Ausnahmeerscheinungen wie "Doktor Döblingers geschmackvolles Kasperltheater" aus dem niederbayerischen Aiterhofen gibt es zwar noch: Unter Titeln wie "Im Haus der süßen Puppen oder Fleisch vergeht, Wurst besteht" erzählt diese (fahrende) Bühne Geschichten, die das Figurenrepertoire des Kasperltheaters aufgreifen. Den obrigkeitskritischen Kasperl der frühen Stücke trifft man hier aber nicht. Dafür fehlen hier und heute auch schon die autoritäre Obrigkeit und die starre gesellschaftliche Rangordnung, gegen die zumindest auf der Bühne aufzubegehren das Publikum so gut unterhielt.

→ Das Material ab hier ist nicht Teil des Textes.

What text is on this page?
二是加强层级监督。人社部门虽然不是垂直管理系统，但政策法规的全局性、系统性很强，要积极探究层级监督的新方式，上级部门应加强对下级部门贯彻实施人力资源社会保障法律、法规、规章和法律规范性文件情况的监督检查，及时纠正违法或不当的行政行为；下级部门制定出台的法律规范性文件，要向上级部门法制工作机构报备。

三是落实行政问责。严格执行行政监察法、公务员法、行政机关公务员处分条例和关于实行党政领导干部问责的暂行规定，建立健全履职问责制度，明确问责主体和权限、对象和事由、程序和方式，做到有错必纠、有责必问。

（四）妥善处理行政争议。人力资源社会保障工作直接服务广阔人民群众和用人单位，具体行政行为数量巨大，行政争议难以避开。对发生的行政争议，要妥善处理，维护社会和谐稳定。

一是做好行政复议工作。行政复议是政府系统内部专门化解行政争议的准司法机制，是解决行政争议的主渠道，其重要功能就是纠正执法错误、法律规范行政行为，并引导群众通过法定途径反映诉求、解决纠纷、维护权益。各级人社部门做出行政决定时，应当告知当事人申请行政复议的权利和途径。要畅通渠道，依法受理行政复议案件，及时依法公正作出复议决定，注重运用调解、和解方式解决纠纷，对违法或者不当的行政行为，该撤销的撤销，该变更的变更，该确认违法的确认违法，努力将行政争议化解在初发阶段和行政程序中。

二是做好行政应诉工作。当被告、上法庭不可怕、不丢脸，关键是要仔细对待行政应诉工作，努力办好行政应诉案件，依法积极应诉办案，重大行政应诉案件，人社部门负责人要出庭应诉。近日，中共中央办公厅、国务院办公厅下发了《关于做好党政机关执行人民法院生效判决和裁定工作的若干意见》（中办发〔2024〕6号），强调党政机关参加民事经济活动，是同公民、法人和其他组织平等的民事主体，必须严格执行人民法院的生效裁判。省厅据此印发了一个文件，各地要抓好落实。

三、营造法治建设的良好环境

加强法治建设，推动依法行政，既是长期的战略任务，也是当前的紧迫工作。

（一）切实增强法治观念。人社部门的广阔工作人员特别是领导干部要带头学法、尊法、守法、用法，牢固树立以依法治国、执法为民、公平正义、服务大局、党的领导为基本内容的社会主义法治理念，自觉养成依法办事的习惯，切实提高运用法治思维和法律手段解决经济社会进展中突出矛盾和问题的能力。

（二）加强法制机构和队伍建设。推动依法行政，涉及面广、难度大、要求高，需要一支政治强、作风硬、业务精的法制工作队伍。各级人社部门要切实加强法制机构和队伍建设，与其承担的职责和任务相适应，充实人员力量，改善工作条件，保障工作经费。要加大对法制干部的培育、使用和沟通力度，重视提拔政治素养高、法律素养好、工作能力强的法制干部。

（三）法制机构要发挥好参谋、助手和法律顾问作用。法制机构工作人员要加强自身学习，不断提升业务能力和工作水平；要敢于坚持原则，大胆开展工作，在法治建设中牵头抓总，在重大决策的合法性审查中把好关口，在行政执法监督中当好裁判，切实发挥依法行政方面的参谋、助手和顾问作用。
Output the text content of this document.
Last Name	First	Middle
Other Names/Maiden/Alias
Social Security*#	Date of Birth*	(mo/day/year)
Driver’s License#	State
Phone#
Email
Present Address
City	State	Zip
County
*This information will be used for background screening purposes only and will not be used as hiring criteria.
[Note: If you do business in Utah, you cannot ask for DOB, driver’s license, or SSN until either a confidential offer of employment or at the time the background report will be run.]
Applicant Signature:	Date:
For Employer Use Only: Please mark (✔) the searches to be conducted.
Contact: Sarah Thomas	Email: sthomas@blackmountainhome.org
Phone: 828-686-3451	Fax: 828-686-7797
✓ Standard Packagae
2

Die alte rebellische Kasperlfigur ist heute also verschwunden, Poccistücke allerdings werden noch ab und zu aufgeführt: Intendant Böhmke etwa plant eine Pocci-Woche am Münchner Marionettentheater im kommenden Jahr. Wer bis dahin nicht warten will, kann sich vom Kinderkasperl unterhalten lassen: Der ist in den Weihnachtsferien auf verschiedenen Bühnen in und um München zu sehen.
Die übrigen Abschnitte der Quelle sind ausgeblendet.